There is absolutely no need to calculate 3 x n^3 cosine values.
We can assume that x ≤ y ≤ z. Therefore x can be any integer in the range from 1 to n/3. y can be any integer in the range from x to (n - x) / 2. And z must be equal to n - x - y. This alone reduces the number of triples (x, y, z) that you try out from n^3 to about n^2 / 6.
Next assume that you found three numbers with a total of 2.749. And you try an x with cosine (x) = 0.748. Any total involving this x cannot be more than 2.748, so you can reject x outright. Once you found one good sum, you can reject many values of x.
To make this more effective, you sort the values x from highest to lowest value of cosine(x), because that makes it more likely you find a high total which allows you to remove more values.
And calculating cos(x) is slow, so you store the values into a table.
So:
Set c[i] = cos (i) for 1 ≤ i ≤ n.
Set x[i] = integers 1 to n/3, sorted in descending order by value of c[i].
Set (bestx, besty, bestz) = (1, 1, n-2) and total = c[bestx] + c [besty] + c [bestz].
for x = elements of array x where c[x] + 2 ≥ bestTotal
for y = x to (n-x)/2
z = n - x - y
total = c[x] + c[]y] + c[z]
if total > bestTotal
(bestx, besty, bestz) = (x, y, z)
bestTotal = total
You can improve on this with a bit of maths. If the sum of y + z is constant, like here where y + z = n - x, the sum of cos(y) + cos (z) is limited. Let P be the integer closest to (n - x) / 2pi, and let d = (n - x) - P * 2pi, then the largest possible sum of cos (y) + cos (z) is 2 * cos (d/2).
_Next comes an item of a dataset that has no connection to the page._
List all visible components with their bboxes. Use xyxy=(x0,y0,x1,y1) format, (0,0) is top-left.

So for every x, 1 ≤ x ≤ n/3, we calculate this value d and cos (x) + 2 * cos (d/2), store these values as the maximum total that can be achieved with some x, sort x so that these values will be in descending order, and ignore those x where the achievable total is less than the best total so far.
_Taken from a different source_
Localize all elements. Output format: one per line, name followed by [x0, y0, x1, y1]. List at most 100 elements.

If n is really large (say a billion), then you can use Euclid's algorithm to find all integers y that are close to 2k*pi + d quickly, but that will be a bit complicated.
for x in 1 to n/3
let s = n - x
let P = s / 2pi, rounded to the nearest integer
let d = (s - P * 2pi) / 2
let maxSum [x] = cos(x) + 2*cos(d)
Set x[i] = integers 1 to n/3, sorted in descending order by value of maxSum[i].
Set (bestx, besty, bestz) = (1, 1, n-2)
Set bestTotal = c[bestx] + c [besty] + c [bestz].
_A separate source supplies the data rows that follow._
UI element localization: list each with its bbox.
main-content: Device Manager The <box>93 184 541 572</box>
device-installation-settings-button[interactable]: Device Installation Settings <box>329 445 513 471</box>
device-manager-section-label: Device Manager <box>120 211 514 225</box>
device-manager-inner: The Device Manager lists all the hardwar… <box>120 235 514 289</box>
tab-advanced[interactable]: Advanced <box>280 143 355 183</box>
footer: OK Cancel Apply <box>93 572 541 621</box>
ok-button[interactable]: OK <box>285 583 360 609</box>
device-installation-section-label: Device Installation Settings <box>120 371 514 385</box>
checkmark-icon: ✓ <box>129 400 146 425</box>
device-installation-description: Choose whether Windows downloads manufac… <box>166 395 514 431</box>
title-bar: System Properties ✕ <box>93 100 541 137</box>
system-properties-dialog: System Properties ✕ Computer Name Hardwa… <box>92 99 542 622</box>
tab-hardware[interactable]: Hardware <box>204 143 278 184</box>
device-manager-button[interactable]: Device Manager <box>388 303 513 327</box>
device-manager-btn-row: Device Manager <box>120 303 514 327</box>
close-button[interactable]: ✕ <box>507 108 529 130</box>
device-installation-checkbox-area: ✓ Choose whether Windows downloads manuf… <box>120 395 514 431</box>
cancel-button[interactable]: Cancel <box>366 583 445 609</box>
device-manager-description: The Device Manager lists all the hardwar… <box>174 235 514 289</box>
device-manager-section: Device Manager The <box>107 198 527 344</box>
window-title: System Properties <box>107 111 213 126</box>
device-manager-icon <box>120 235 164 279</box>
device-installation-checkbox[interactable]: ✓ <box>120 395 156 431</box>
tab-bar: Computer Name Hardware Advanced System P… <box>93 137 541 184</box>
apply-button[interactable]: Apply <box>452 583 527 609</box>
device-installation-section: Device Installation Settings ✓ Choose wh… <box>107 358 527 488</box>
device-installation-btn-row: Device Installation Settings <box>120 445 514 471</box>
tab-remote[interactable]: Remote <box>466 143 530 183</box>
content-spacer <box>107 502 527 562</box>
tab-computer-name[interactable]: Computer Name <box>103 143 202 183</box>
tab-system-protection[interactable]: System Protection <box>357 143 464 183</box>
for x = elements of array x where maxSum[x] ≥ bestTotal
for y = x to (n-x)/2
z = n - x - y
total = c[x] + c[]y] + c[z]
if total > bestTotal
(bestx, besty, bestz) = (x, y, z)
bestTotal = total
PS. I actually tried this for some values of N around 100 million. It turns out, I can either sort the array to try the most promising values for x first, which takes a long time, but often the first value for x is the only one that gets tried. Or I can use x = 1, 2, 3 etc. which means a few dozens values for x will be tried, which is faster than sorting.
No need to ever compute a cosine to answer this question. Just keep track of the three (two if n=0 is allowed) smallest values of function
f(n) = abs(2pi*n-round(2pi*n))
as n
goes from 1 to N, where N is your upper limit of search.
Cosine is 1 at multiples of 2*pi
so we search for the two or three multiples closest to an integer within the search limit.
Haven't run a program to do this yet, but it should be easy in any programming langauage. I will use Mathematica.